Early in the film Ramonda parades some captured French special ops soldiers who tried to steal some Vibranium in a secret raid before a UN assembly. But Wakanda still lacks its traditional superhuman defender in the Black Panther, as Killmonger’s extermination of the Vibranium-enriched flower that was the source of his power has thus far proven total.
Meanwhile the US is seeking out other Vibranium resources with a newly-developed detector, and locates a deposit off the coast of Yucatan, but this attention provokes an attack by a mysterious race of blue-skinned, underwater-dwelling people from another hidden nation, called Talokan.
Nakia’s search for Shuri and Riri and her swashbuckling rescue of them, for instance, should be a major set-piece sequence, but is instead given short shrift and plays out in a rather random and unconvincing manner. This scene is also supposed to be a major plot catalyst, leading to the notion that someone supposedly as powerful and experienced in being a nation’s ruler as Namor is going to fly off the handle and go on a punitive expedition to avenge one random victim of a situation he himself caused.
Okay, he’s supposed to be arrogant and unreasonable, but like all the plot pretexts in the film it’s just too goddamn thin. Louis-Dreyfus is impressively bitchy in her scenes as Allegra, the new, patently chauvanist face of state power in the MCU, but her and Ross’s scenes are mere afterthoughts.

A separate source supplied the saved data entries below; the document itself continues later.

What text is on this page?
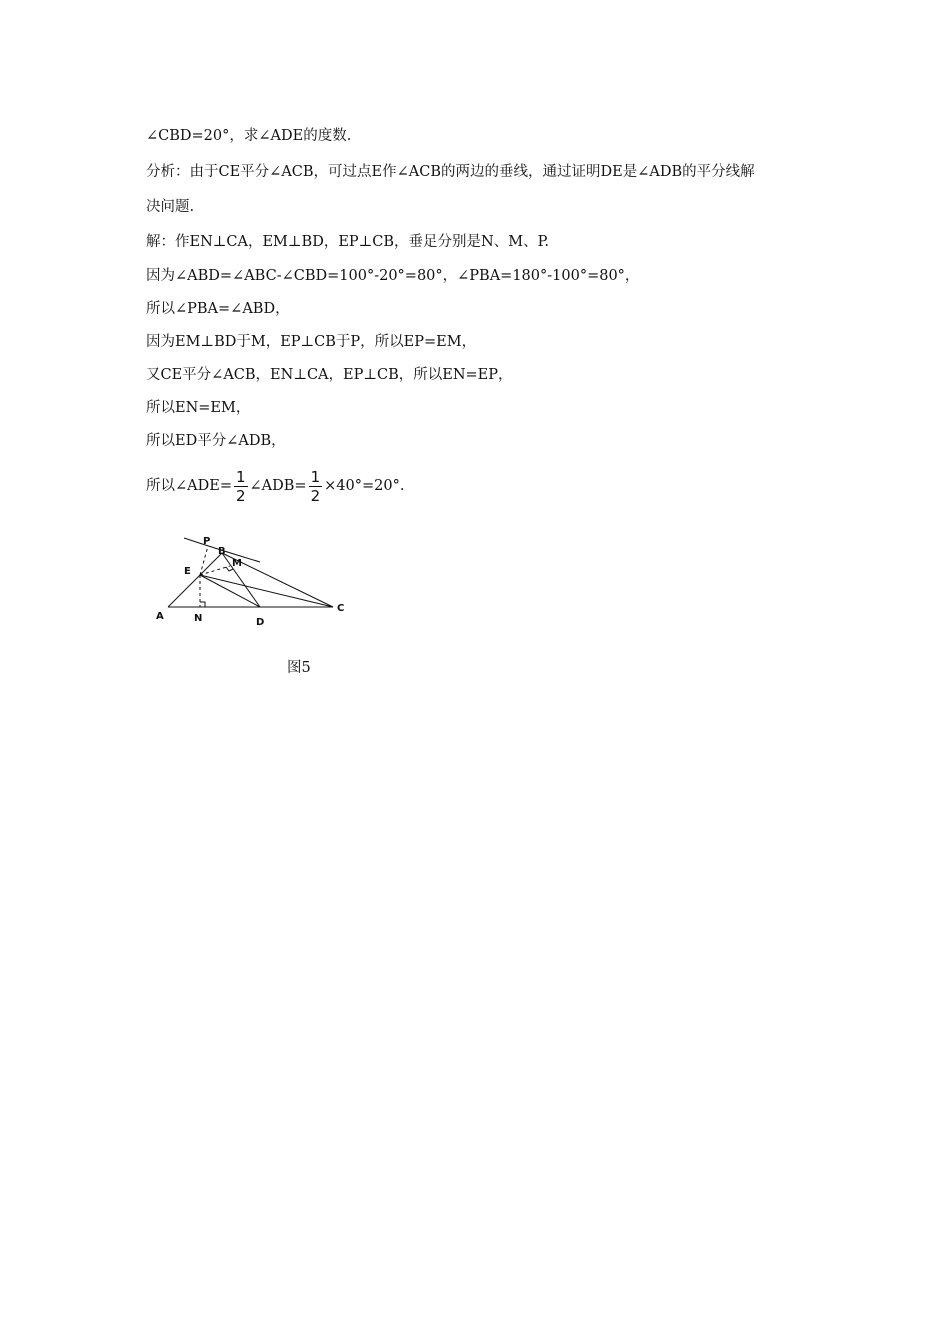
∠CBD=20°，求∠ADE的度数.
分析：由于CE平分∠ACB，可过点E作∠ACB的两边的垂线，通过证明DE是∠ADB的平分线解
决问题.
解：作EN⊥CA，EM⊥BD，EP⊥CB，垂足分别是N、M、P.
因为∠ABD=∠ABC-∠CBD=100°-20°=80°，∠PBA=180°-100°=80°，
所以∠PBA=∠ABD，
因为EM⊥BD于M，EP⊥CB于P，所以EP=EM，
又CE平分∠ACB，EN⊥CA，EP⊥CB，所以EN=EP，
所以EN=EM，
所以ED平分∠ADB，
所以∠ADE= $\frac{1}{2}$ ∠ADB= $\frac{1}{2} \times 40^\circ=20^\circ$.
P
B
M
E
A	N	D
C
图5
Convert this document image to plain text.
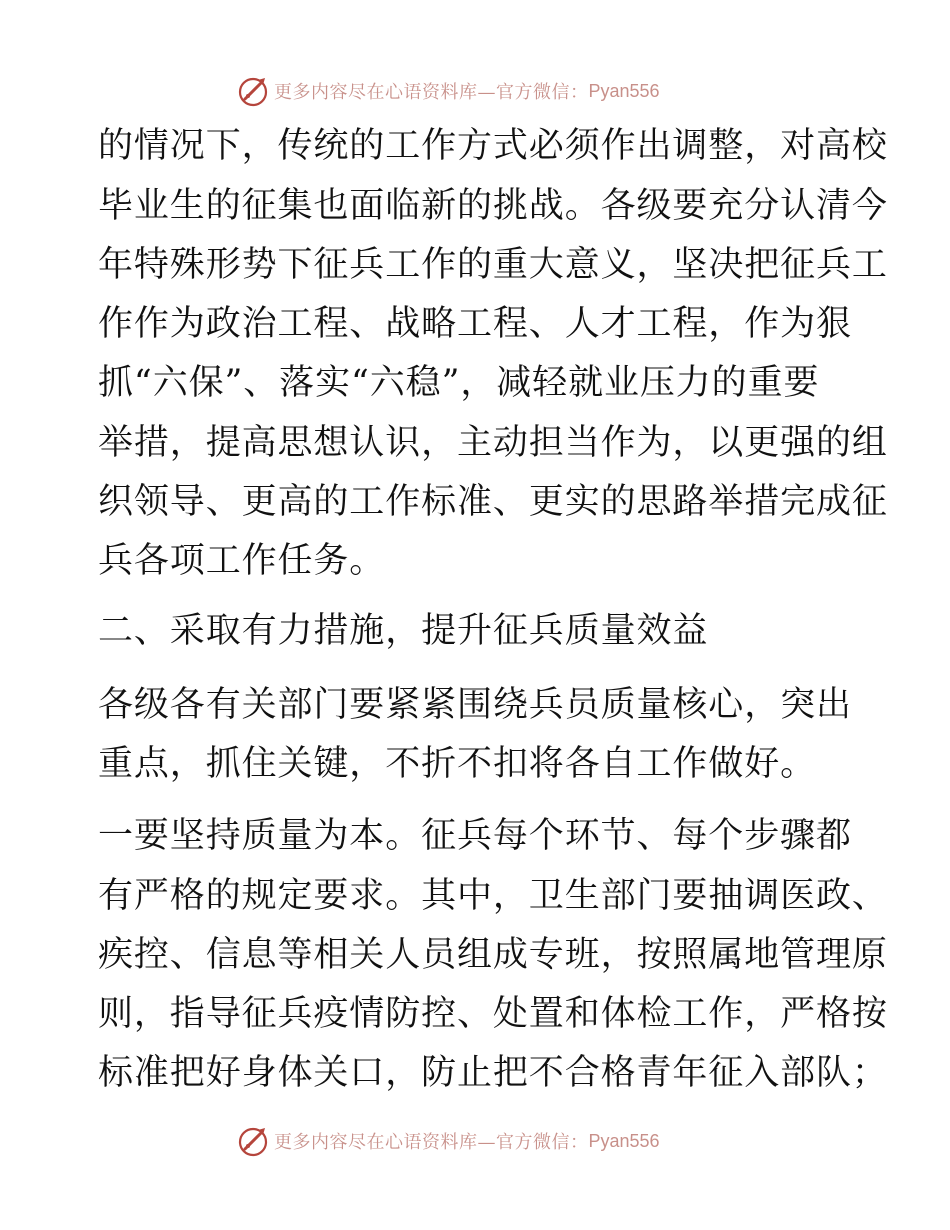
更多内容尽在心语资料库—官方微信： Pyan556
的情况下，传统的工作方式必须作出调整，对高校
毕业生的征集也面临新的挑战。各级要充分认清今
年特殊形势下征兵工作的重大意义，坚决把征兵工
作作为政治工程、战略工程、人才工程，作为狠
抓“六保”、落实“六稳”，减轻就业压力的重要
举措，提高思想认识，主动担当作为，以更强的组
织领导、更高的工作标准、更实的思路举措完成征
兵各项工作任务。
二、采取有力措施，提升征兵质量效益
各级各有关部门要紧紧围绕兵员质量核心，突出
重点，抓住关键，不折不扣将各自工作做好。
一要坚持质量为本。征兵每个环节、每个步骤都
有严格的规定要求。其中，卫生部门要抽调医政、
疾控、信息等相关人员组成专班，按照属地管理原
则，指导征兵疫情防控、处置和体检工作，严格按
标准把好身体关口，防止把不合格青年征入部队；
更多内容尽在心语资料库—官方微信： Pyan556
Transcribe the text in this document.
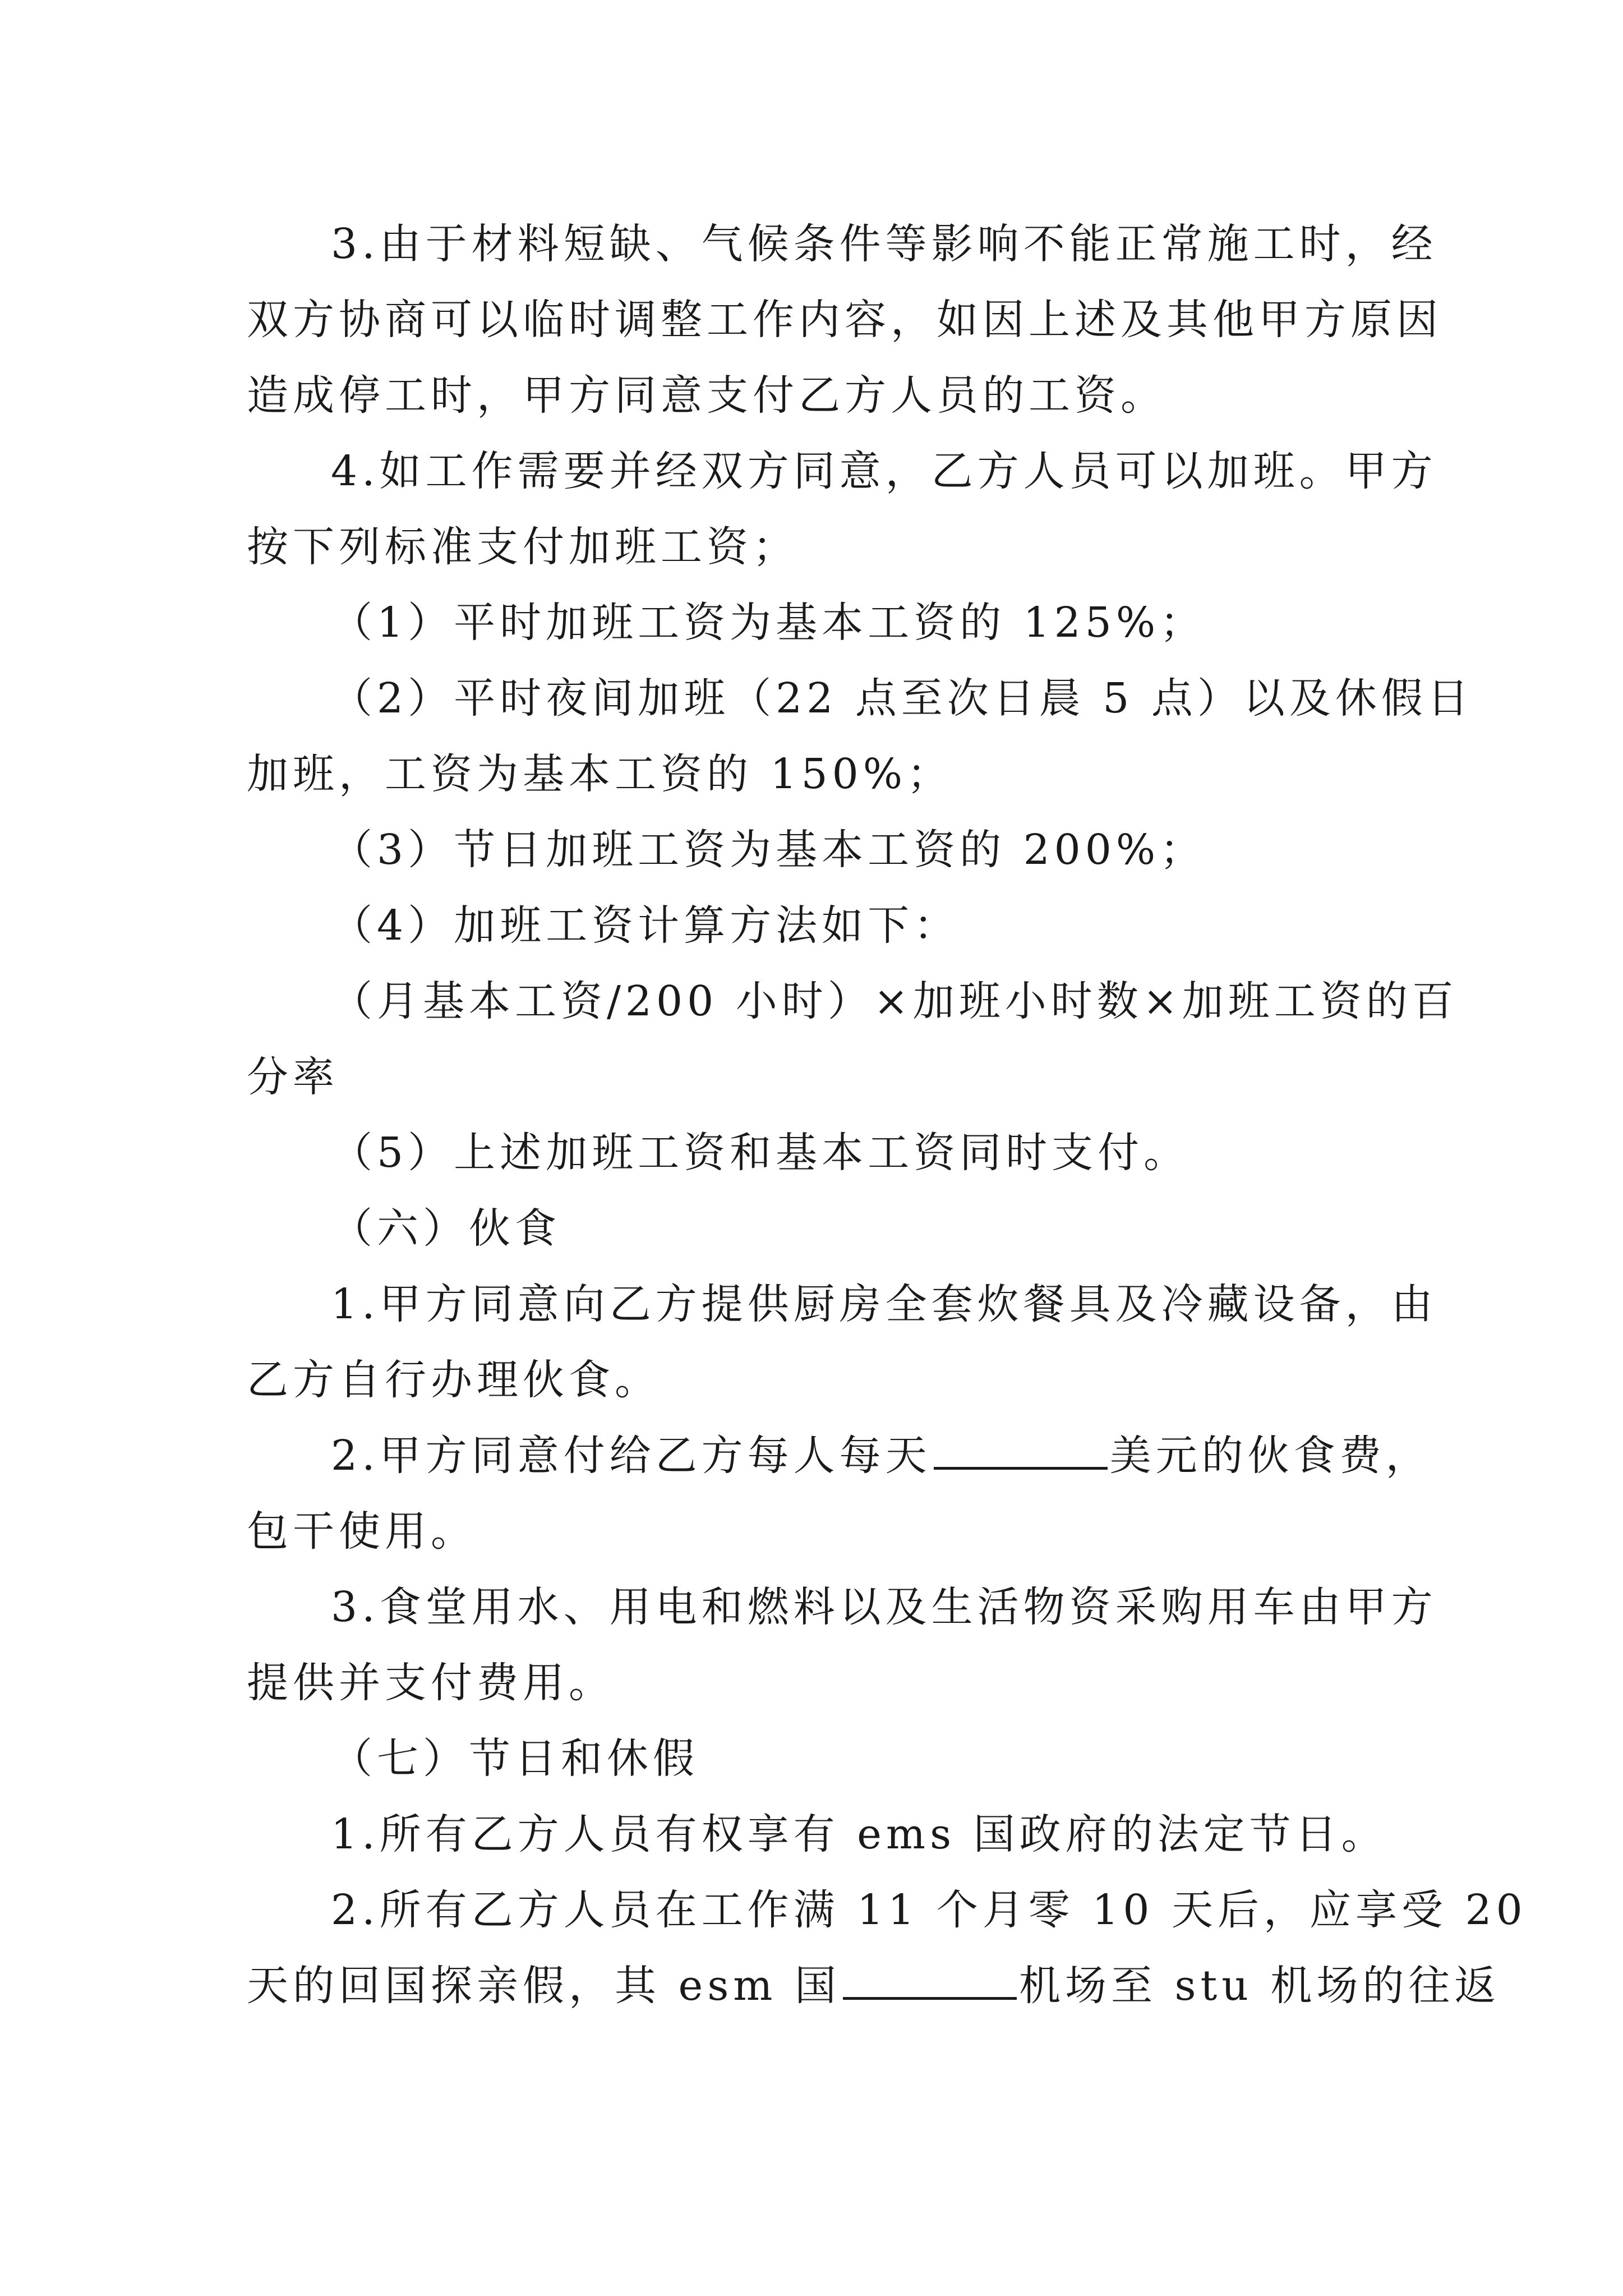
3.由于材料短缺、气候条件等影响不能正常施工时，经
双方协商可以临时调整工作内容，如因上述及其他甲方原因
造成停工时，甲方同意支付乙方人员的工资。
4.如工作需要并经双方同意，乙方人员可以加班。甲方
按下列标准支付加班工资；
（1）平时加班工资为基本工资的 125%；
（2）平时夜间加班（22 点至次日晨 5 点）以及休假日
加班，工资为基本工资的 150%；
（3）节日加班工资为基本工资的 200%；
（4）加班工资计算方法如下：
（月基本工资/200 小时）×加班小时数×加班工资的百
分率
（5）上述加班工资和基本工资同时支付。
（六）伙食
1.甲方同意向乙方提供厨房全套炊餐具及冷藏设备，由
乙方自行办理伙食。
2.甲方同意付给乙方每人每天	美元的伙食费，
包干使用。
3.食堂用水、用电和燃料以及生活物资采购用车由甲方
提供并支付费用。
（七）节日和休假
1.所有乙方人员有权享有 ems 国政府的法定节日。
2.所有乙方人员在工作满 11 个月零 10 天后，应享受 20
天的回国探亲假，其 esm 国	机场至 stu 机场的往返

The finale is also frustrating for the tactical silliness of it all, with the Wakandans giving up their chief advantage, being land dwellers going to war with sub-mariners, and taking the Talokanil on from a ship. Shuri works to contrive Namor’s capture whilst Riri runs interference in a new, fancy Iron Man suit and with the deliriously silly spectacle of two nation-states with flying ships and vast energy and technological resources duking it out with spears. Coogler is still only okay at staging action scenes – the one-on-one fights like Shuri and Namor’s final duel are dynamic, but the absence of a strong conceptual imagination is plain in the goofiness of the shipboard battle.
There’s a twist delivered in the compulsory mid-credits sequences which is fairly predictable, regarding just what Nakia was doing in Haiti, but it does stitch a meaningful finishing touch on the film’s emotional tapestry. Wakanda Forever is certainly a film of shreds and patches, as silly and clumsy as often as it’s impressive and heartfelt. But, as I often seem to, I found myself warming to a vision when it’s clearly struggling, liking the wayward excess of this more than the first film, and feeling more engaged by flashes of Coogler’s most expansive imagination here than on any of his previous efforts.